Colombia’s Defense Ministry announced on Monday that Bogota is committing a group of military engineers to help train their Ukrainian counterparts in how to remove landmines.

According to a statement from Colombian Defense Minister Diego Molano, the engineers were invited to give the training by the United States – the de facto leader of the North Atlantic Treaty Organization, of which Colombia is also a member, Reuters reported.

“This training will be given by 11 military engineers who will go to a NATO member country which is a neighbor of Ukraine,” Molano said.

Ultimately, Washington’s decision to invite the South American country to lead demining training efforts makes sense when one considers that nearly 60 years of bloody internal conflict made Colombia one of the world’s most heavily mined countries, according to data from the United Nations.

In fact, landmines have killed at least 2,342 people and left close to 10,000 injured since 1990.

Similarly, Ukrainian fields have been littered with mines since Russian forces first invaded the country on Feb. 24. Although authorities in Kyiv and Moscow have both said they will work to clear the mines from known locations across Ukraine, the United Nations has warned that mines threaten the lives of millions of Ukrainians and demining efforts could take decades.

According to Osnat Lubrani, the UN’s Humanitarian Coordinator in Ukraine, mines are now a major humanitarian concern in the country and demining efforts could take years to achieve.

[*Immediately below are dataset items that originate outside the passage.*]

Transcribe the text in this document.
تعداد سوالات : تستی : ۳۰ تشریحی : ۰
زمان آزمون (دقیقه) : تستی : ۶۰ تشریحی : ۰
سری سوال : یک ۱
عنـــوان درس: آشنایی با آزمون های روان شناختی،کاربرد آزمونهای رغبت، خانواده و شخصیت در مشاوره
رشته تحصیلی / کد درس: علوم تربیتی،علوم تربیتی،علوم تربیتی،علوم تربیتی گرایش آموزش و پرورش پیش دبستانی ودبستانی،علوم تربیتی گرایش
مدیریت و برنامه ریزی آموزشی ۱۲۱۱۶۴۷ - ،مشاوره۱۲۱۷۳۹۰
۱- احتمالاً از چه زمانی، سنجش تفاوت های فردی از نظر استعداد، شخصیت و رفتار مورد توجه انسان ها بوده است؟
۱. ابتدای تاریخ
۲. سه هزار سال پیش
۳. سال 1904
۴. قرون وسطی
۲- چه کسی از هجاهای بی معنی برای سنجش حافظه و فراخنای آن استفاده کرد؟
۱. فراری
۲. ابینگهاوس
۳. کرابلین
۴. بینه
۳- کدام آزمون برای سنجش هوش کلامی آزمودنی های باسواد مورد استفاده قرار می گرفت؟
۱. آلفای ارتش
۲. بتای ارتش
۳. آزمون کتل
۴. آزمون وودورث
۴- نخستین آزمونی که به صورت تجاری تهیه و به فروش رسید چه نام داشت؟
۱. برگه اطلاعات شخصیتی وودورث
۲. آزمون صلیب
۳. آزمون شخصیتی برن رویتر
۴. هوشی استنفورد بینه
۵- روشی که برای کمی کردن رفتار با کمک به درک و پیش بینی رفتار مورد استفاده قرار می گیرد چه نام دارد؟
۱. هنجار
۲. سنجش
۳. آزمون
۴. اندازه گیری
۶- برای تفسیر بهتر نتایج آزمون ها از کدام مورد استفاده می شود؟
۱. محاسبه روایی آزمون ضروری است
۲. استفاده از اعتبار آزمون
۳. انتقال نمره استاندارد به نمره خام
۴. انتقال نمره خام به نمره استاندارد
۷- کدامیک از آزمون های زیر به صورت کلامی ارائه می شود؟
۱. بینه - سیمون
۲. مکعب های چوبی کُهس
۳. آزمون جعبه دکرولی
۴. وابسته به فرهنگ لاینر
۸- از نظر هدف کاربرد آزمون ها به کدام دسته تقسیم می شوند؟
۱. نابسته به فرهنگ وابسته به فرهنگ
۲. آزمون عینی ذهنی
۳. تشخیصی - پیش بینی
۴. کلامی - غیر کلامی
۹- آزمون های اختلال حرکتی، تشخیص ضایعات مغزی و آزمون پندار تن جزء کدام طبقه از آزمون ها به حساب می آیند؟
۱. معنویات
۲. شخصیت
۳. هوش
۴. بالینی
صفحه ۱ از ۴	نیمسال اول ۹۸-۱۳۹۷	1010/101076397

“It may take a decade to clear the land that has been contaminated in eastern Ukraine. Landmines and other explosive ordnance will remain a threat to civilians’ physical and socioeconomic well-being for years to come. In the meantime, residents of eastern Ukraine have no choice but to live, cultivate their land and send their children to school in areas littered with landmines,” Lubrani said.

“The Government should continue working towards assuring large-scale humanitarian mine clearance, and the planting of new mines should be avoided at all costs,” she added.